Дмитрий Мережковский - 14 декабря
– А платочек-то, платочек на память! – всхлипнул Бенкендорф и поцеловал государя в плечо. Тот взглянул на него молча и не выдержал – рассмеялся тихим смехом торжествующим. Чувствовал, что одержал победу большую, чем на площади Четырнадцатого.
Все еще боялся и ненавидел, не утолил жажды презрения, но уже надеялся, что утолит.
Глава пятая
Голицын выздоравливал так быстро, что все удивлялись и приписывали это чудесному искусству доктора. Но сам больной знал, что не доктор лечит его, а Маринька. Глядя на нее, как будто пил живую воду, и, казалось, если б умирал, воскрес бы из мертвых.
Дней через пять после того утра, когда в первый раз очнулся, начал уже вставать и бродить по комнате.
Однажды бабушкин дворецкий, Ананий Васильич, доложил Фоме Фомичу, что какой-то «малый» хотел видеть князя, а фамилии не сказывает.
– С виду какой? – спросил Фома Фомич.
– Бог его знает, мужик не мужик, барин не барин, а будто ряженый.
«Шпион» – подумал Фома Фомич и решил:
– Гони его в шею!
– Гнал, – не идет. «Непременно, говорит, нужно по делу, для самого его сиятельства важнейшему».
Фома Фомич сошел в сени и увидел молодого человека, высокого, худого, бледного, с черной бородою, в нагольном тулупе, в засаленном картузе и теплых валенках, не то лавочного сидельца, не то мелкого подрядчика.
– Князь болен, мой милый, принять тебя не может, – сказал старичок неуверенно: тоже не мог догадаться, с кем говорит, с мужиком или барином. – Да ты… вы кто такой будете?
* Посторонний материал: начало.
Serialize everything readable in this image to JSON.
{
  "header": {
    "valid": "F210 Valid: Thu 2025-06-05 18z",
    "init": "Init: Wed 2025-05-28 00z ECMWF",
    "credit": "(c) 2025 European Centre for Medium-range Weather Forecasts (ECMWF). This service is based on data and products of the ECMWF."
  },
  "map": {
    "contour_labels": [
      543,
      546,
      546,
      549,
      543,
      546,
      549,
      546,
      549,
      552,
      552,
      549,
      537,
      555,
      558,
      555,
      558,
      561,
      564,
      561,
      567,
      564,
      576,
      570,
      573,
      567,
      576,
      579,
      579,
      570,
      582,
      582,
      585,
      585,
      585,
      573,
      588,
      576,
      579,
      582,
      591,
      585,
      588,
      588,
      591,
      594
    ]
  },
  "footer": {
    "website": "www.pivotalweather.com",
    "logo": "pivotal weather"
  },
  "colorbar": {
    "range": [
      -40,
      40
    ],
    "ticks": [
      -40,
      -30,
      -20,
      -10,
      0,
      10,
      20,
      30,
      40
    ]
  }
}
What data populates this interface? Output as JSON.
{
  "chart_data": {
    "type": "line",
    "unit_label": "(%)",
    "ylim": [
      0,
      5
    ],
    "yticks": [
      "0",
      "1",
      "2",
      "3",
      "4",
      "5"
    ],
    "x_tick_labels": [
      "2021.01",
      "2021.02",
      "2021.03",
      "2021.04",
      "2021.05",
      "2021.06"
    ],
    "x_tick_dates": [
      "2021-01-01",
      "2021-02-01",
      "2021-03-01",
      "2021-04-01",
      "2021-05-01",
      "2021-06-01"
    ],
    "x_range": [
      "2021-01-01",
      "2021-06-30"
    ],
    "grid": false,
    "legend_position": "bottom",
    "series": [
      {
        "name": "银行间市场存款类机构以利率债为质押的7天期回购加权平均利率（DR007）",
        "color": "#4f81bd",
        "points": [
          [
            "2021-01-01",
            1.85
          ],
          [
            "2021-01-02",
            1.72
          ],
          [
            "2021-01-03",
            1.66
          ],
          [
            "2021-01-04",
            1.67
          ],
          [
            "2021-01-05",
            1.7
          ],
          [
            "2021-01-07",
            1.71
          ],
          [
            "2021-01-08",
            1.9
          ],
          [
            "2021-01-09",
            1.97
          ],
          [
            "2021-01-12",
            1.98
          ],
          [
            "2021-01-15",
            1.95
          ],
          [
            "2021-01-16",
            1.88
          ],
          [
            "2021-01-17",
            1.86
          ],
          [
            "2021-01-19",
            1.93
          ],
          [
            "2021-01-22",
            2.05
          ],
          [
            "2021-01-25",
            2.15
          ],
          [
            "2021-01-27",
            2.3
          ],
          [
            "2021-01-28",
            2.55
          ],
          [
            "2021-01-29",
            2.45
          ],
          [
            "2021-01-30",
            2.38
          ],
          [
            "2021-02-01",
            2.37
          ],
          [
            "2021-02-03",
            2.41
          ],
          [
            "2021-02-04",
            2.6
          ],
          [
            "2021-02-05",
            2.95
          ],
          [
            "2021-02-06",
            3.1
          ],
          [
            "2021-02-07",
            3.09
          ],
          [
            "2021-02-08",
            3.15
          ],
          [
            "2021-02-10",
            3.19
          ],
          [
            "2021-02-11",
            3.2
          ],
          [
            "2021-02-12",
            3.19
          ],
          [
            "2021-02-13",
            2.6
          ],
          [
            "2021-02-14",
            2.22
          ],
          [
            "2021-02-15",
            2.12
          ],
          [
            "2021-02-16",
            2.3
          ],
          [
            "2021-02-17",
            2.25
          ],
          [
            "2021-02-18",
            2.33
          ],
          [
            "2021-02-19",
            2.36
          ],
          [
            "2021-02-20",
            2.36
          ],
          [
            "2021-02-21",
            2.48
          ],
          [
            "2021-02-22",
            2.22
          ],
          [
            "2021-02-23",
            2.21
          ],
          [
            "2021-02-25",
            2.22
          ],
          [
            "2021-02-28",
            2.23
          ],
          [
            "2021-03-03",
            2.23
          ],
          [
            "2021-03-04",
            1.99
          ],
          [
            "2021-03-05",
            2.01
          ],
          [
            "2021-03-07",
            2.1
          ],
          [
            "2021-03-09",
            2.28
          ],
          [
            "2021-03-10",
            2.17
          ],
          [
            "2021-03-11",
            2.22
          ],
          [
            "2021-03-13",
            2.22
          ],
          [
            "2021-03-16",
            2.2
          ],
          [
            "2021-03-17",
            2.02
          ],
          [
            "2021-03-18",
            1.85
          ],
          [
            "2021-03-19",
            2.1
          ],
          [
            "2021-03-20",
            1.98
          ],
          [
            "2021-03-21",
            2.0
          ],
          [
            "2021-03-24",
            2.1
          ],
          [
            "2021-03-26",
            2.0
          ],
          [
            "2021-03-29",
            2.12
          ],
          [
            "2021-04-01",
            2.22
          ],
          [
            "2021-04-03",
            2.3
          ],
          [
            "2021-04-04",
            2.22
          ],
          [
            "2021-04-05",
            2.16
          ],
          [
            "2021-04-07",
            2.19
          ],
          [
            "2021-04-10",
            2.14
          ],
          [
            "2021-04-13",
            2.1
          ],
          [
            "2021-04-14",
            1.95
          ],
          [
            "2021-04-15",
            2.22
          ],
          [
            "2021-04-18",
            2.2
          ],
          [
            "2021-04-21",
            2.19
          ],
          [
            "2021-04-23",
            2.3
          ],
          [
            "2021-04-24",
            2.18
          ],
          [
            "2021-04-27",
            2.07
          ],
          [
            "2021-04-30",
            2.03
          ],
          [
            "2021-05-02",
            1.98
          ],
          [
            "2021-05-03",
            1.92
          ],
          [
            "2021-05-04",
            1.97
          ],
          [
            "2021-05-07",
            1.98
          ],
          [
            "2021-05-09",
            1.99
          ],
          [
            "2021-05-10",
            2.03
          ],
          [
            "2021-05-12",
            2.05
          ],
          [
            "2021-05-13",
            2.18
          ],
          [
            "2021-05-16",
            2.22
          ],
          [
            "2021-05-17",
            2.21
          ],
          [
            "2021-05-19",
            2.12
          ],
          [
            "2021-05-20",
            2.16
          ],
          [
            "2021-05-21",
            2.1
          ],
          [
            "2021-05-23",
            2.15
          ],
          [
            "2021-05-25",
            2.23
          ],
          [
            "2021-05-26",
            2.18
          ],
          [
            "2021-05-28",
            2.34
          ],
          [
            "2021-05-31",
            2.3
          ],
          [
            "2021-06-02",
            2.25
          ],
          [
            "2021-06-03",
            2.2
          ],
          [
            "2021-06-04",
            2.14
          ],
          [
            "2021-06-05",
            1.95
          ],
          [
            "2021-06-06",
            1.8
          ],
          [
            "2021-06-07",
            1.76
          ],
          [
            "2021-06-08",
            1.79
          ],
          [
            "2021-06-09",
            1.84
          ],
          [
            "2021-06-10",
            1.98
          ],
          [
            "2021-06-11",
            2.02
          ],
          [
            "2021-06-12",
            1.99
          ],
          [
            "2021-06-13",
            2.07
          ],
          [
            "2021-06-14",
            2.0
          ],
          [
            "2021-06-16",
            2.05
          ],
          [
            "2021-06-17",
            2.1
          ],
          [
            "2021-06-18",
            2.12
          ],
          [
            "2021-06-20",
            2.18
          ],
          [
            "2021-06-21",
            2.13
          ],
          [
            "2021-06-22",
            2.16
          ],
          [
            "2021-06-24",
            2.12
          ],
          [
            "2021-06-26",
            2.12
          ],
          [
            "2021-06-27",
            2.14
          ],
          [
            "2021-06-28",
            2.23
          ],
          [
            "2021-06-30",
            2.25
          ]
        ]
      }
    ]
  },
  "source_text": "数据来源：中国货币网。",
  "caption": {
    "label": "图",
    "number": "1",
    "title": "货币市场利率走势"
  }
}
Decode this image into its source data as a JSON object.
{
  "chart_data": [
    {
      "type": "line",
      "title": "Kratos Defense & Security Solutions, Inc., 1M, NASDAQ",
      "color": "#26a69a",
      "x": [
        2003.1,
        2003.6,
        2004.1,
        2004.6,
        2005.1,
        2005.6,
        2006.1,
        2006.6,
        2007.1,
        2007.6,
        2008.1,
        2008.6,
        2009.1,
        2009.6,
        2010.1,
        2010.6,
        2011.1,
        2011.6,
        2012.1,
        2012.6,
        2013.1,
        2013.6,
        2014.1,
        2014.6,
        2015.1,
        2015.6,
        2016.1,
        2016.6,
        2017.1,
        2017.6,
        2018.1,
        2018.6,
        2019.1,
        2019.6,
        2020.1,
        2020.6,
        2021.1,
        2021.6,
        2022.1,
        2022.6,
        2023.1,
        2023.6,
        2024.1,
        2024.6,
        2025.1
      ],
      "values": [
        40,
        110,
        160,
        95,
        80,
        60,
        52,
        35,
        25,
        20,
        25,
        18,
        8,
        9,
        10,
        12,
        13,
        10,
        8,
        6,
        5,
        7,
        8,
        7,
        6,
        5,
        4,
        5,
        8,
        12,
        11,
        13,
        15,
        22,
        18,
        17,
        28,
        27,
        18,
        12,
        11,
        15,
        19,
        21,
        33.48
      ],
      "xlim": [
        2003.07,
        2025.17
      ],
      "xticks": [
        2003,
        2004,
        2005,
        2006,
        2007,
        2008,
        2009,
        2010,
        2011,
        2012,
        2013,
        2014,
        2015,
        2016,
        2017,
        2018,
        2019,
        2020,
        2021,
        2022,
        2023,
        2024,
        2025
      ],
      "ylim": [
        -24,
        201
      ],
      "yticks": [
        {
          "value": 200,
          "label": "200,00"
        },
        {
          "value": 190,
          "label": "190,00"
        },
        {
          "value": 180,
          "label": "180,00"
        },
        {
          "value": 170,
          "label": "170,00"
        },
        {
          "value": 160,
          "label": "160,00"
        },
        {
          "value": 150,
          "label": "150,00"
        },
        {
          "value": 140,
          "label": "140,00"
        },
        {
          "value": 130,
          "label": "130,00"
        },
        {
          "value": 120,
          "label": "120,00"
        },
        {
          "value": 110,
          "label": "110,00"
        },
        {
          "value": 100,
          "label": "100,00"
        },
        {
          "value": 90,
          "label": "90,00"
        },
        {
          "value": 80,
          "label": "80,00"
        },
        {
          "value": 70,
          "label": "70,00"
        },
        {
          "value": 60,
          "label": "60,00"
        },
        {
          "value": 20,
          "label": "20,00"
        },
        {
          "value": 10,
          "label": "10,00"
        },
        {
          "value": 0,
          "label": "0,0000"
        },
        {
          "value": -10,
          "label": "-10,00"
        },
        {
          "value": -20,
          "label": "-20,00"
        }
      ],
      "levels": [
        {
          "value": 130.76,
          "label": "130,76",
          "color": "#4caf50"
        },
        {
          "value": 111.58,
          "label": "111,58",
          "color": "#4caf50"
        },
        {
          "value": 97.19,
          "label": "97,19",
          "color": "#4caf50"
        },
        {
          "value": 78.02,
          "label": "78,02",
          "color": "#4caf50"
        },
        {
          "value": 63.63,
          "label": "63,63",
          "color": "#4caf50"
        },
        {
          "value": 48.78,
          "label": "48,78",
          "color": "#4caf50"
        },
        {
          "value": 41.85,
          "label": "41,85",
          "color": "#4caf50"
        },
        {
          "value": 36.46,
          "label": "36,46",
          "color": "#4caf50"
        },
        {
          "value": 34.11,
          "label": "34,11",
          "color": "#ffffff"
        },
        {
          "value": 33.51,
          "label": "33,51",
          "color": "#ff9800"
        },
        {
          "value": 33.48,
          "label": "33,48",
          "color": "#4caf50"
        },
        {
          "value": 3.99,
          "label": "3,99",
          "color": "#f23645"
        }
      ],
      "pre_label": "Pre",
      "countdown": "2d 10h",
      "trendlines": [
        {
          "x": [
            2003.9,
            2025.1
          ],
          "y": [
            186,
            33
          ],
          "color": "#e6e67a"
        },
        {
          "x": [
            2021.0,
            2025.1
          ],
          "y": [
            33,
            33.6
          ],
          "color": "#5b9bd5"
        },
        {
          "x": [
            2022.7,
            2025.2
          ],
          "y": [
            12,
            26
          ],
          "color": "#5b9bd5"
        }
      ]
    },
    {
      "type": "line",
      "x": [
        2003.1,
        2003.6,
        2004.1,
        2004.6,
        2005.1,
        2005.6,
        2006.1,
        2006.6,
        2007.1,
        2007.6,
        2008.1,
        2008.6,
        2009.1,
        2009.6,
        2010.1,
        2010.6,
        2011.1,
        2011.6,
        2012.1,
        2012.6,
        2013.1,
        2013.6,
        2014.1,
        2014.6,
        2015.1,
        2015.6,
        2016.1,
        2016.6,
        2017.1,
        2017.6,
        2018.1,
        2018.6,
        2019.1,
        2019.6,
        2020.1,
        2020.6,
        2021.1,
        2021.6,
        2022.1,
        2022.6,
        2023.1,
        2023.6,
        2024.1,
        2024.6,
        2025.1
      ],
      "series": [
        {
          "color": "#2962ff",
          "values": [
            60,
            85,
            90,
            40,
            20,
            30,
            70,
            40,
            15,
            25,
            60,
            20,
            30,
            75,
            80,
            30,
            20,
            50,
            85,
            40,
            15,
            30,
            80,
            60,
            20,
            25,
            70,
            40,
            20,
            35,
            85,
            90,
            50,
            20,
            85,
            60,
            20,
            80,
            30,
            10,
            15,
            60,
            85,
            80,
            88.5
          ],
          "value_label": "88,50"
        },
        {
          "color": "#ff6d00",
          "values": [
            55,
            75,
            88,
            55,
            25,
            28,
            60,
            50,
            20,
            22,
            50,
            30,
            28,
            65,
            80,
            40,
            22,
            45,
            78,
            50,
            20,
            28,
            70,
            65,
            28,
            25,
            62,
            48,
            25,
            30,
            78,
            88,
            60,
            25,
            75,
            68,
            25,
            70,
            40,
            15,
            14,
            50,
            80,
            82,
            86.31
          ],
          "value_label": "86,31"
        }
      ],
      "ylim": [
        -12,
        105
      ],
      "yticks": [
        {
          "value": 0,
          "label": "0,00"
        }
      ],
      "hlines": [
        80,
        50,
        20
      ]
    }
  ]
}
– Очень нужно, очень, – повторял молодой человек, но фамилии своей не называл.
– Ну, ступай, брат, ступай с Богом! – рассердился, наконец, Фома Фомич и начал его выпроваживать. Но тот упирался, не шел.
– Вот, передайте князю, я подожду, – сунул ему записку. – Да вы, сударь, не извольте беспокоиться: я не то, что вы думаете, а даже совсем напротив, – улыбнулся так, что Фома Фомич вдруг поверил, взял записку и отнес к Голицыну.
На клочке бумаги нацарапано было карандашом, по-французски, неразборчиво:
«Очень нужно вас видеть, Голицын. Извольте принять. Не уйду. Уничтожьте записку.»
Подписи не было, и почерк был незнакомый. Голицын велел принять.
Когда молодой человек вошел в комнату, он сначала не узнал его; но вглядевшись в бледно-голубые, навыкате, глаза, грустные и нежные, бросился к нему на шею.
– Кюхля!
– А что, не узнали, Голицын?
– Да скиньте бороду! Скиньте бороду! Настоящий жид!
– Нельзя, приклеена.
Когда Фома Фомич, успокоенный, вышел, Голицын усадил гостя и запер дверь.
– Ну, рассказывайте.
И Кюхельбекер начал рассказывать. Почти все заговорщики схвачены, а кого не успели схватить, те сами являются. Назначена Верховная Следственная Комиссия, но государь сам ведет все дело. Пощады не будет: одних казнят, других сошлют или в тюрьмах сгноят.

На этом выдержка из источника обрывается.